For me, the latter seems to happen most frequently when I’m on a deadline—whether self-imposed or for a client. I need to get the writing done, but the words dam up behind a glass wall, pressing against it in a jumble. They’re right there. I just need to find the release valve.

Here’s a tactic to help you write faster and better when the words won’t flow freely:

Identify the goal.

Whether it’s a chapter, article, paragraph, or post, start by identifying its goal or purpose. What is the problem you’re trying to solve for your client or reader (or for fiction, for the character or scene)? What’s the point you’re trying to make? Is there more than one?

Ask questions.

With your goal in mind, pretend for a moment that you are the reader. What questions do you have about the topic? Write down those questions and then begin to answer them one by one.

Organize your answers.

You’ve done the hard part! You’ve turned the valve and gotten the words flowing. Now, put them in a logical order, add transitions, and fill in the blanks.

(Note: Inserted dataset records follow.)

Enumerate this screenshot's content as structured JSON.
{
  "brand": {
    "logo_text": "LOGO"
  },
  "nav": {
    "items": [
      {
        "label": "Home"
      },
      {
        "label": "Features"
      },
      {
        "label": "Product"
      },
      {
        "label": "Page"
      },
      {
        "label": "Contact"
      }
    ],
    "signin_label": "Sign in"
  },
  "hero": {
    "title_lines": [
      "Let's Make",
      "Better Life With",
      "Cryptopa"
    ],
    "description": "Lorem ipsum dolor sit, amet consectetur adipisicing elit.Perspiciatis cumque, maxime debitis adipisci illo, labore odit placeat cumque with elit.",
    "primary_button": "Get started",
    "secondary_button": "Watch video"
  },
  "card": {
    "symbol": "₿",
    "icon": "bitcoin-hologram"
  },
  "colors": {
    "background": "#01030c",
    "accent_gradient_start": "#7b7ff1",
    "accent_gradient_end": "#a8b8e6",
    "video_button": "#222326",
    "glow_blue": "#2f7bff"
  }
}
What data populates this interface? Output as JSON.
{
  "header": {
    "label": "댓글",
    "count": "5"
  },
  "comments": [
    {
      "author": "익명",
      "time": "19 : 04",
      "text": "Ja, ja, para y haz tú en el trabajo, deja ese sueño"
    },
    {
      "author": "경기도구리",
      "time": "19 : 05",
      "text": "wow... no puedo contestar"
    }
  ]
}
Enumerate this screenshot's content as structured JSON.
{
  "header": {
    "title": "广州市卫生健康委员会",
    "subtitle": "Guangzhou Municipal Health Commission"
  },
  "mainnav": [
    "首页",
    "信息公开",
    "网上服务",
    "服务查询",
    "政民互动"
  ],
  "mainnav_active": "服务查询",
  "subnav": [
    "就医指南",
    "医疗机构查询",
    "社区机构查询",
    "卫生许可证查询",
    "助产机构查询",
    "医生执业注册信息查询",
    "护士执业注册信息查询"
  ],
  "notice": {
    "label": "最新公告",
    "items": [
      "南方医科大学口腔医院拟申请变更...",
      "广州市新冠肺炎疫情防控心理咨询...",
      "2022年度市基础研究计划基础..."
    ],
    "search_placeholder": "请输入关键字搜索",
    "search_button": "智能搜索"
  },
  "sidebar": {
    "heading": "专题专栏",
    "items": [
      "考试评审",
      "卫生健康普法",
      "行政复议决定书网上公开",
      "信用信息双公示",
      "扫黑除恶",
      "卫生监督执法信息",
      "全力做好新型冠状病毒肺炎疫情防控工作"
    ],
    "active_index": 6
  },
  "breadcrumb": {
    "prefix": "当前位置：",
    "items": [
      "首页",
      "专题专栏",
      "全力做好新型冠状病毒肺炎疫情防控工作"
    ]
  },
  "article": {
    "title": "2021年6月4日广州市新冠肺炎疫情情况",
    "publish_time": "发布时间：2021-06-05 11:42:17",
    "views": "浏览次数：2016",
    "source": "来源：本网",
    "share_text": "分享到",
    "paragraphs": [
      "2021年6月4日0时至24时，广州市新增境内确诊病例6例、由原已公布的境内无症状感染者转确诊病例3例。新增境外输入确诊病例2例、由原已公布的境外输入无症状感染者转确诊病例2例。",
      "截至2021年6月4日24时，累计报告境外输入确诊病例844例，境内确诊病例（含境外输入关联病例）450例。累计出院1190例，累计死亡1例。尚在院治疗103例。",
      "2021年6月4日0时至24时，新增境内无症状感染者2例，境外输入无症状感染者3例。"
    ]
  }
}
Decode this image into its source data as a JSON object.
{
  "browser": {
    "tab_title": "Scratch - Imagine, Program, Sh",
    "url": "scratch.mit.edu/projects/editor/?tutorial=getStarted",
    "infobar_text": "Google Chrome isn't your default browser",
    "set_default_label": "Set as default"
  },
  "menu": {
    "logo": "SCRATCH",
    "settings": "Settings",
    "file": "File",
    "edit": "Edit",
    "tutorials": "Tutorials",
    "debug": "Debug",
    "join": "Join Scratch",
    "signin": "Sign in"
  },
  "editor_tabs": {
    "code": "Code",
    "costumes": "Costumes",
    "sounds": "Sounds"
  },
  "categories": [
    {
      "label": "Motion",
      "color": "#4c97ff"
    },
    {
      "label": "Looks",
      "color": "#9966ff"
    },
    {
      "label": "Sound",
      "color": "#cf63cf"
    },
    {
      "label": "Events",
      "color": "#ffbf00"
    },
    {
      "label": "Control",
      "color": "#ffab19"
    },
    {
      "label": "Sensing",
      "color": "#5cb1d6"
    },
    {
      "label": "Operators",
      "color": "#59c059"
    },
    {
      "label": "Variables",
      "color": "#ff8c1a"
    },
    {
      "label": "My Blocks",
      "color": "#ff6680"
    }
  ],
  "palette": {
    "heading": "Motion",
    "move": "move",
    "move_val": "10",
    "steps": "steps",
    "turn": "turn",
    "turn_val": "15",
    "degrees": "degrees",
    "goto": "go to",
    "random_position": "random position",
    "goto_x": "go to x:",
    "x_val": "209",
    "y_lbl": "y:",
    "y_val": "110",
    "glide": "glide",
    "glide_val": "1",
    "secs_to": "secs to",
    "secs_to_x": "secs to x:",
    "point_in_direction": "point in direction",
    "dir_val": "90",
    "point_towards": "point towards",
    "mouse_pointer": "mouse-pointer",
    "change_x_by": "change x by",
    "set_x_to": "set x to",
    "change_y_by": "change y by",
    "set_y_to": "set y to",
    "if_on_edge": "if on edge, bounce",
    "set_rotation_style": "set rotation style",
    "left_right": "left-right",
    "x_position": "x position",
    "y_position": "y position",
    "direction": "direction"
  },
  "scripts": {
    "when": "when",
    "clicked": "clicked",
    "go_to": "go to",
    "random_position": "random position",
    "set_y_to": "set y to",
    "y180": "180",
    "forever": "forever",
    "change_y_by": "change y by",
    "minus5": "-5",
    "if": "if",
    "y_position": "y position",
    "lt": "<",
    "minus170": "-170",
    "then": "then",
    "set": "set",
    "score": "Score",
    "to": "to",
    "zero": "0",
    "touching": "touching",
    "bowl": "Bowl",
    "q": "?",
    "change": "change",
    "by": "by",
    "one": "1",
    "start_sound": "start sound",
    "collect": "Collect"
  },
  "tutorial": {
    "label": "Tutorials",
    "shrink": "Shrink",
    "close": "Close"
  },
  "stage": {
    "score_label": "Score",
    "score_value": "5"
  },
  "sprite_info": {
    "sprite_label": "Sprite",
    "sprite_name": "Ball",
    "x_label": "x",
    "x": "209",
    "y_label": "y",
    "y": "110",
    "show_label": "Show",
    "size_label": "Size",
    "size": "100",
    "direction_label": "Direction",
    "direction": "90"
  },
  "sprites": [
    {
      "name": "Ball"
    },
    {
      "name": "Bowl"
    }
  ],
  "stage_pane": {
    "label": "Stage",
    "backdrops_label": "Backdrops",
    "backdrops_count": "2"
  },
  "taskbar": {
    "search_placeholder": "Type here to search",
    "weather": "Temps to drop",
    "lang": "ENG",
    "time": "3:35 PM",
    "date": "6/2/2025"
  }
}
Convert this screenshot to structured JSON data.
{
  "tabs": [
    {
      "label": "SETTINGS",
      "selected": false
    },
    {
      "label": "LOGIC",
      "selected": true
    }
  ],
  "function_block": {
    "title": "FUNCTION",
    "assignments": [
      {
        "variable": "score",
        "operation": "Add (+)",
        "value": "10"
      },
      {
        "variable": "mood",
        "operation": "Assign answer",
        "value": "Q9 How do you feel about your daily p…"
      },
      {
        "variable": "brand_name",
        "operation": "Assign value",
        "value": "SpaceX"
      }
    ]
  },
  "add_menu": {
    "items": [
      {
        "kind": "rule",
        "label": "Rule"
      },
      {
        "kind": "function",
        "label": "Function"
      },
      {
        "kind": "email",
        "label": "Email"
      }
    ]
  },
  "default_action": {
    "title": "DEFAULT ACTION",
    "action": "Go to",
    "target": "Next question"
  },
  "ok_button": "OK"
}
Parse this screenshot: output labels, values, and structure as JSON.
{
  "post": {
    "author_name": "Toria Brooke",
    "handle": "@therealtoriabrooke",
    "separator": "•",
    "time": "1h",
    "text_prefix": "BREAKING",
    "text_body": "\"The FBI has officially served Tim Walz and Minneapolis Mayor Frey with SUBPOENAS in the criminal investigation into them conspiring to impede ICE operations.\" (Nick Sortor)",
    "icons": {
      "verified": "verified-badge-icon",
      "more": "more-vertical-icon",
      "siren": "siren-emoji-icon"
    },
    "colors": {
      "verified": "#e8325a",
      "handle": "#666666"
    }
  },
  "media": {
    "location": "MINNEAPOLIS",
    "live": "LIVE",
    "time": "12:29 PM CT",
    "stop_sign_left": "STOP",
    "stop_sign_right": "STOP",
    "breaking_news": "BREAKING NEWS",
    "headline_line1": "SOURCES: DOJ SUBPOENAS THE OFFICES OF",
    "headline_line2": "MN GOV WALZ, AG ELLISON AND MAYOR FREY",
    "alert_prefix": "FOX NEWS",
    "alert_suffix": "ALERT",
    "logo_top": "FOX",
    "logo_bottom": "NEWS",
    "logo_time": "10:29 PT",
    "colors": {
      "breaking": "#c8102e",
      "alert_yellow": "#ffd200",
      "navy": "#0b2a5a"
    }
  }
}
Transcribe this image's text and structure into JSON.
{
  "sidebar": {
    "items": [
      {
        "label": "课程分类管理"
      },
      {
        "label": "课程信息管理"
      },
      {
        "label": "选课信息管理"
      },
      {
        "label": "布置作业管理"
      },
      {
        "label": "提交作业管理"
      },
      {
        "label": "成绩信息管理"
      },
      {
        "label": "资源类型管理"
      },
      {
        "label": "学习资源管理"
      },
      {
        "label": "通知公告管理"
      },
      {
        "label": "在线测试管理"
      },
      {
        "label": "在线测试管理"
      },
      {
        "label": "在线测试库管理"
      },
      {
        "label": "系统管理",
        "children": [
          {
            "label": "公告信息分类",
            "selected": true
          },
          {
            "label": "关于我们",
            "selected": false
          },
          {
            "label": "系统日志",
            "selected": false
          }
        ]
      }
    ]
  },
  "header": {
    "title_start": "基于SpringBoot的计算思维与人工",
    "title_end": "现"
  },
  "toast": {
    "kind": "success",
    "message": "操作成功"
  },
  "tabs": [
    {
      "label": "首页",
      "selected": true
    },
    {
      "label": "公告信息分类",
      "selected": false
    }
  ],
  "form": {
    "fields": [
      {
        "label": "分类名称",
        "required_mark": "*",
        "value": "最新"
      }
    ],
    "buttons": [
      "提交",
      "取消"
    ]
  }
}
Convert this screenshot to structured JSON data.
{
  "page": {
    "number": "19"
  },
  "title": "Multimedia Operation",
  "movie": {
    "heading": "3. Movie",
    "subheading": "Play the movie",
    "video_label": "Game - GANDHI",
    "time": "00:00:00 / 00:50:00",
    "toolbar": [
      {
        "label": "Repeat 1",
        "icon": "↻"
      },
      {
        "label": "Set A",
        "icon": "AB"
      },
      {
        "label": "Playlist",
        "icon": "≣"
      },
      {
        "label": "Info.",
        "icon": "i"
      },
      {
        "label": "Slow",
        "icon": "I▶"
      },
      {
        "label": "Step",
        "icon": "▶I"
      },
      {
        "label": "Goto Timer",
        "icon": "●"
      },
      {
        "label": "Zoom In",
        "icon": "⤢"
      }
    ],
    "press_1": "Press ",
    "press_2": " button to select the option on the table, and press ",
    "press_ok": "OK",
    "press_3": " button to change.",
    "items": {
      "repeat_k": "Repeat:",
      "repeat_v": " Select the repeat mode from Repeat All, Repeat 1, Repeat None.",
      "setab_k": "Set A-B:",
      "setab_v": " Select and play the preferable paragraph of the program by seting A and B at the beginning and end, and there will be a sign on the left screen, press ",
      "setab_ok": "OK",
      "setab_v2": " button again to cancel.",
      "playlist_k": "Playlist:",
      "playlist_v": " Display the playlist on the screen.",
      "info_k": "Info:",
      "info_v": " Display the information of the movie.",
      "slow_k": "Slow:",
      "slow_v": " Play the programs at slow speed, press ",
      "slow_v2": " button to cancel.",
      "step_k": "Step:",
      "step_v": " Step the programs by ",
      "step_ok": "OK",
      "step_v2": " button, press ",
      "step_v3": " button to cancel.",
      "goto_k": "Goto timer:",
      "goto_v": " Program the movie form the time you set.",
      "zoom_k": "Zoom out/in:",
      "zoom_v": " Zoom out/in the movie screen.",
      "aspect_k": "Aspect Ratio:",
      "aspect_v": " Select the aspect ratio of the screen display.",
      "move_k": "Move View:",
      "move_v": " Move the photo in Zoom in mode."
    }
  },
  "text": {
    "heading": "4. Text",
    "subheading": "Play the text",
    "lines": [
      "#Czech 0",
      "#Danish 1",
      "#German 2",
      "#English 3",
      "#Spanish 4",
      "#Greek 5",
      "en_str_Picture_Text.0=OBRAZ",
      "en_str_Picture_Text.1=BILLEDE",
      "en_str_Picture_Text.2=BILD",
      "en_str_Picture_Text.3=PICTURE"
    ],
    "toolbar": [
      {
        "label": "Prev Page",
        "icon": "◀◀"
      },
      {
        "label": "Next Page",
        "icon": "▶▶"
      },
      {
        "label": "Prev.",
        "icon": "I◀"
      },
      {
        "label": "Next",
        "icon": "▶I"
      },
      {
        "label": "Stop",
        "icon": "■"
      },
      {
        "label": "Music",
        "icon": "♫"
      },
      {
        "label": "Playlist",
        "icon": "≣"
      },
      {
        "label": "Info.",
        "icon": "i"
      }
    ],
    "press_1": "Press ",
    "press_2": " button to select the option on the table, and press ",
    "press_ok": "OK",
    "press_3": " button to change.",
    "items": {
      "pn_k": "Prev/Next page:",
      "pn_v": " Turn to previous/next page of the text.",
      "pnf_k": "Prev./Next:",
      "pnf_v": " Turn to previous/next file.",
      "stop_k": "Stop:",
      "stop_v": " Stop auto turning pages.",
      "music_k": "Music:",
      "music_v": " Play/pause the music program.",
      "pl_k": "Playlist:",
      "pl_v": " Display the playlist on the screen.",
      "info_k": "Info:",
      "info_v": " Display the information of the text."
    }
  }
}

Add interest to connect with the reader.

In all likelihood, what you’ve written is clear, but it may be very direct and dry. That’s okay as a starting place, but it probably isn’t where you want to finish. (The first draft isn’t the final draft.) Where can you add interest or emotion to make your message connect with the reader? If you’re writing fiction, add layers of description to activate the senses.

While at the Blue Ridge Mountain Christian Writer’s Conference this spring, I sat at the dinner table with fiction author and literary agent Linda Glaz. She asked who at the table was a plotter and who was a pantser. (A plotter creates a detailed outline a pantser writes by the seat of his or her pants.)

Linda, like me, is neither. When she writes, she begins with a rough sketch of the story. Not an outline, but a complete, ugly, barebones draft. She said that writing this way keeps her focused long enough to get the full story out. Then she comes back and fills out the scenes, and adds to the characters, senses, and descriptions.

The first draft is just you telling yourself the story.

— Terry Pratchett

It’s a very similar process to the method above—and it works! I’ve used it for approximately a zillion (give or take) magazine articles and blog posts as well as for my books and the books I’ve ghostwritten for clients. Try it, and let me know how it goes.

How about you? Are you a “plotter,” a “pantser,” or somewhere in the middle?